Returning from a speaking engagement in Boston recently I stopped at the Hampton toll booths to make my contribution - as all Mainers must - to New Hampshire’s overflowing highway slush fund
Pulling away from the booth on one of the eight or 10 or 12 lanes (too many to count) I had to wonder just how much of this fine velvety highway I had helped pay for with my contributions.
After the New Hampshire highway experience, I was almost embarrassed when back in Maine, driving on our state’s three meager turnpike lanes. I know it’s been asked many times and many ways before, but how come we have only three modest lanes on our most impressive highway and our New Hampshire neighbors have many times more? Why can’t we have eight or 10 lanes like they do across the river? I’m not envious, just curious.
As I counted Maine’s lanes I was reminded of something I read in “The Old Farmer’s Almanac a few years ago.” The article told about a General Motors exhibit at New York’s 1939 World’s Fair. The seven-acre display, designed by Norman Bel Geddes, showed the gawking throngs of fair visitors what lay ahead, down the road a piece, in the far-off 1960s.
NINETEEN-SIXTIES? Let me take a minute to do the math for you. From his perch in 1939 Mr. Bel Geddes was looking 21 years into the future where he saw – among many other things – super-highways with no fewer than 14 lanes. That was 51 years ago and from what I saw out on the highway recently we’re nowhere near achieving his vision of our freeway future.
I’m sure some of Maine’s highway officials and legislators must have attended that famous fair back then and they must have been impressed by GM’s futuristic exhibit because two years later – in 1941 - the Maine Turnpike Authority was created and given the mission of building and operating a four-lane highway from some point at or near Kittery to someplace at our near Fort Kent. Sure, it was only four lanes to start but everyone knew that the other ten lanes would soon follow. And the folks in Fort Kent are still waiting for the turnpike to arrive.
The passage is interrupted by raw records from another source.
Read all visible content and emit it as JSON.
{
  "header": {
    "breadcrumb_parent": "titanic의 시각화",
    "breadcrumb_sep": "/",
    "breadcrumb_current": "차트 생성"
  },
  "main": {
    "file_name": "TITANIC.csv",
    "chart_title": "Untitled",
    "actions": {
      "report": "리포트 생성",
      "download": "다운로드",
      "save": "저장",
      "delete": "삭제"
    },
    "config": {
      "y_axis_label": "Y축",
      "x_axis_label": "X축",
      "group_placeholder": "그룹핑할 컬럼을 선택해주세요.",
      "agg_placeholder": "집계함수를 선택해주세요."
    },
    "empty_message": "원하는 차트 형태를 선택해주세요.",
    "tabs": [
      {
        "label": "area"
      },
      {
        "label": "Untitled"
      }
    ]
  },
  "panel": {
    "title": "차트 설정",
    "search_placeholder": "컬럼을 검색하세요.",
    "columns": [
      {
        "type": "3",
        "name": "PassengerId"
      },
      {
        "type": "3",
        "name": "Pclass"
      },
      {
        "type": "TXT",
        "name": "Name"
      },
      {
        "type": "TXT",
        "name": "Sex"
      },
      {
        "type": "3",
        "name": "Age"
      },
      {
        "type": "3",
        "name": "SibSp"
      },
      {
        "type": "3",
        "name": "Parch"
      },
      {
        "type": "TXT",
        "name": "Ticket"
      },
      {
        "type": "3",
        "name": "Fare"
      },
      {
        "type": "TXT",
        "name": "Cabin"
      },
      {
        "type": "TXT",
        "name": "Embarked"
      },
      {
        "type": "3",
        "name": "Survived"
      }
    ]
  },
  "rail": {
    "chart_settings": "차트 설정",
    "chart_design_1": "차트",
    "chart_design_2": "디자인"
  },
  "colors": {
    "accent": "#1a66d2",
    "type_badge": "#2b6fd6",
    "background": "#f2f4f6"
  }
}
Some of Bel Giddes’ futuristic predictions have come true, sort of. For example, he predicted that cars would travel on futuristic superhighways at speeds of over 100 mph and would be equipped with radio beams to ensure that they wouldn’t get too close to other vehicles. What he failed to mention was that such reckless speeds would be restricted to selected Massachusetts drivers as they weaved in and out of crowded travel lanes while commuting to work on Boston’s outer beltway – 495. As we now know, however, our present-day turnpike operates without the benefit of safety features like radio beams. In fact, most of today’s numb drivers aren’t even listening to a radio, but are listening instead to something wild and crazy on satellite.
Mr. Bel Geddes also predicted back in 1939 that cars of the future – supposedly the one you drive now – could cross the country from New York to Los Angeles in 24 hours. After thinking about that for a minute I realized he was partly right.
It can sometimes take about two or three hours to drive from Manhattan to JFK and then you wait around the airport for two hours before boarding your plane for the six-hour flight to Los Angeles. Once there you can take another hour or so to get to your destination. The whole trip ends up taking you about twelve, it just seems like twenty-four hours – just as the futurist Bel Geddes predicted it would.
And now that I think of it, our Maine Turnpike is fine just the way it is, without Bel Geddes radio beam features.